Ari Phanie 16/04/2020"É dessa massa que nós somos feitos, metade de indiferença e metade de ruindade."Eu assisti o filme do Fernando Meirelles há muitos anos atrás e não me lembrava quase nada dos pormenores da história de o Ensaio sobre a cegueira. Lembrava que se tratava de uma trama envolvendo uma epidemia caótica e também lembrava sobre o final. Como eu estava seguindo uma lista de leitura feita previamente, Ensaio sobre a Cegueira estava na sequência e eu achei que mesmo no período atual, a leitura não seria tão difícil. Ah, ledo engano. Não demorou muito e eu já 'tava pedindo arrego.
O início da trama é bem instigador. As pessoas começam a ficar cegas em uma onda de disseminação rápida que ninguém consegue explicar como surgiu e de onde veio. E a única forma que o governo encontra para lidar com essa epidemia é a segregação dessas pessoas "contaminadas" que são colocadas em um manicômio e sua única comunicação com esse governo é através de um megafone que dar informações sobre como elas devem agir ali e o que não devem fazer, correndo o risco de serem mortas caso desobedeçam alguma regra. O mal-estar começa aí, com esse afastamento da sociedade e isolamento obrigatório que lembra a nossa atual realidade, mas que tem também faz um eco do período nazista e seus campos de concentração.
Nesse lugar que as pessoas são jogadas sem nenhum auxílio e precisam ser seus próprios guias, as coisas começam a ficar caóticas muito rapidamente. A tensão da trama, as descrições escatológicas e degradantes, e a eventual barbárie a que se chega podem fazer a experiência de ler esse livro bastante claustrofóbica como se você realmente estivesse trancado ali experimentando as mesmas sensações e tormentos.
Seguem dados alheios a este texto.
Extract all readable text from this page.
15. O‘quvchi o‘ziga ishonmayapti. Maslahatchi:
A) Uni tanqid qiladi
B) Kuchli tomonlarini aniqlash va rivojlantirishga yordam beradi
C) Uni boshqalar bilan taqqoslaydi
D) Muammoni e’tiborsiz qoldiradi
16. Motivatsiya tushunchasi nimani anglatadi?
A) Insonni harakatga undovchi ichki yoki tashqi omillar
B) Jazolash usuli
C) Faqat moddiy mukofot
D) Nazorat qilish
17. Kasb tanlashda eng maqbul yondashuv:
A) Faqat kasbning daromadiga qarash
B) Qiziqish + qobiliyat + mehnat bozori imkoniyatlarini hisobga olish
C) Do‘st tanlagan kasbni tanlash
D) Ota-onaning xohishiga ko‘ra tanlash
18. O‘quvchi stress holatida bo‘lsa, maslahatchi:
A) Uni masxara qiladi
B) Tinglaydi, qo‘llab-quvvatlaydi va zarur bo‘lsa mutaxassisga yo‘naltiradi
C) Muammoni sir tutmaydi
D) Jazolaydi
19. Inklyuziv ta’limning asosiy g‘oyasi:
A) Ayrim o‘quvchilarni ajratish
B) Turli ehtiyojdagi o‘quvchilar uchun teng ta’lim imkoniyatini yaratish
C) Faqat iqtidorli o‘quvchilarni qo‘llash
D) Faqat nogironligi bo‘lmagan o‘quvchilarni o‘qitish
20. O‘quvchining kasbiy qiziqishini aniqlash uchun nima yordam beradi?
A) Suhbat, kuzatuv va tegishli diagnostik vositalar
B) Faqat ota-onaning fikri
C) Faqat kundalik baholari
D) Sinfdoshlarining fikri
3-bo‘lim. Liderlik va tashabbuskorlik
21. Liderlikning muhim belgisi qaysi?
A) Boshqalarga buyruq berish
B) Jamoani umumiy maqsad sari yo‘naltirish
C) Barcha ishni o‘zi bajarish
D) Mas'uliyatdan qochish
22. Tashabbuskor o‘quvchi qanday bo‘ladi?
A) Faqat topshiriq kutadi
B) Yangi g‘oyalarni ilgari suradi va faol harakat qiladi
Esse foi um dos livros mais difíceis que já li na minha vida até aqui; pelo menos, o foi do começo até a metade. E o principal motivo é exatamente esse caos que não casa nada bem com o momento que a gente 'tá vivendo. Mas a estrutura do livro também não é das mais fáceis. Além da densidade da narrativa, a escrita do Saramago é diferente da habitual a que todos os leitores estão acostumados. As falas dos personagens não vem com os travessões ou aspas como de costume, e nunca há pontos de interrogação, então eu tive que reler algumas frases de diálogos para entender que eram perguntas. Isso fez a leitura mais lenta. Mas não é um ponto negativo, é apenas mais trabalhoso.
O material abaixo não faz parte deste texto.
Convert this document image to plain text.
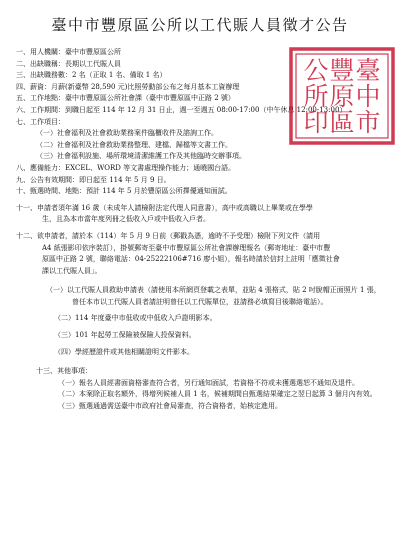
臺中市豐原區公所以工代賑人員徵才公告
一、用人機關：臺中市豐原區公所
二、出缺職稱：長期以工代賑人員
三、出缺職務數：2 名（正取 1 名、備取 1 名）
四、薪資：月薪(新臺幣 28,590 元)比照勞動部公布之每月基本工資辦理
五、工作地點：臺中市豐原區公所社會課（臺中市豐原區中正路 2 號）
六、工作期間：到職日起至 114 年 12 月 31 日止，週一至週五 08:00-17:00（中午休息 12:00-13:00）
七、工作項目：
（一）社會福利及社會救助業務案件臨櫃收件及諮詢工作。
（二）社會福利及社會救助業務整理、建檔、歸檔等文書工作。
（三）社會福利設施、場所環境清潔維護工作及其他臨時交辦事項。
八、應備能力：EXCEL、WORD 等文書處理操作能力；通曉國台語。
九、公告有效期間：即日起至 114 年 5 月 9 日。
十、甄選時間、地點：預計 114 年 5 月於豐原區公所擇優通知面試。
十一、申請者須年滿 16 歲（未成年人請檢附法定代理人同意書），高中或高職以上畢業或在學學
生，且為本市當年度列冊之低收入戶或中低收入戶者。
十二、欲申請者，請於本（114）年 5 月 9 日前（郵戳為憑，逾時不予受理）檢附下列文件（請用
A4 紙張影印依序裝訂），掛號郵寄至臺中市豐原區公所社會課辦理報名（郵寄地址：臺中市豐
原區中正路 2 號，聯絡電話：04-25222106#716 廖小姐），報名時請於信封上註明「應徵社會
課以工代賑人員」。
（一）以工代賑人員救助申請表（請使用本所網頁登載之表單，並貼 4 張格式，貼 2 吋脫帽正面照片 1 張，曾任本市以工代賑人員者請註明曾任以工代賑單位，並請務必填寫目後聯絡電話）。
（二）114 年度臺中市低收或中低收入戶證明影本。
（三）101 年起勞工保險被保險人投保資料。
（四）學經歷證件或其他相關證明文件影本。
十三、其他事項：
（一）報名人員經書面資格審查符合者，另行通知面試，若資格不符或未獲選選恕不通知及退件。
（二）本案除正取名額外，得增列候補人員 1 名，候補期間自甄選結果確定之翌日起算 3 個月內有效。
（三）甄選通過需送臺中市政府社會局審查，符合資格者，始核定進用。
臺
中
市
豐
原
區
公
所
印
Felizmente, a partir da queda do manicômio, eu senti que ficou muito mais "fácil" a leitura para mim, apesar de toda a destruição da humanidade que é relatada. O Saramago é muito filosófico quanto a esse momento de devastação e eu amei todos os questionamentos e elaborações. Há muita simbologia na história também e você pode fazer diferentes interpretações sobre o que é a "cegueira branca". Eu particularmente vi isso apenas como a concretização de algo que já estava ali; as pessoas já eram cegas perante tudo à sua volta, e a perda da visão só se fez física quando chegado o limite de tanta indiferença e obscuridade.
O Saramago não deu nomes aos seus personagens, apenas atributos e títulos, e sua protagonista "a mulher do médico" é onde reside toda a angústia, tensão e horror da narrativa porque ela é a única que ver entre os personagens, e é também nossos olhos. E é a partir de seus pensamentos e falas que nós embarcamos em reflexões maravilhosas. Aquela história de "em terra de cegos quem tem olho é rei" que você acha que faz muito sentido, é através da "mulher do médico" colocado sob uma perspectiva bem real e trágica.
Não tenho muito mais a dizer a não ser que esse foi um livro que faz jus à fama, que deve ser lido porque é, de fato, uma obra incrível, mas que provavelmente não deve ser recomendado em momentos muito conturbados como o atual, e sem dúvida, nem todos devem ler porque algumas cenas de violência sexual são um gatilho. De qualquer forma, a minha primeira experiência com o Saramago foi bem marcante. Que venham mais livros dele, só não nesse naipe porque não aguento tanta sofrência.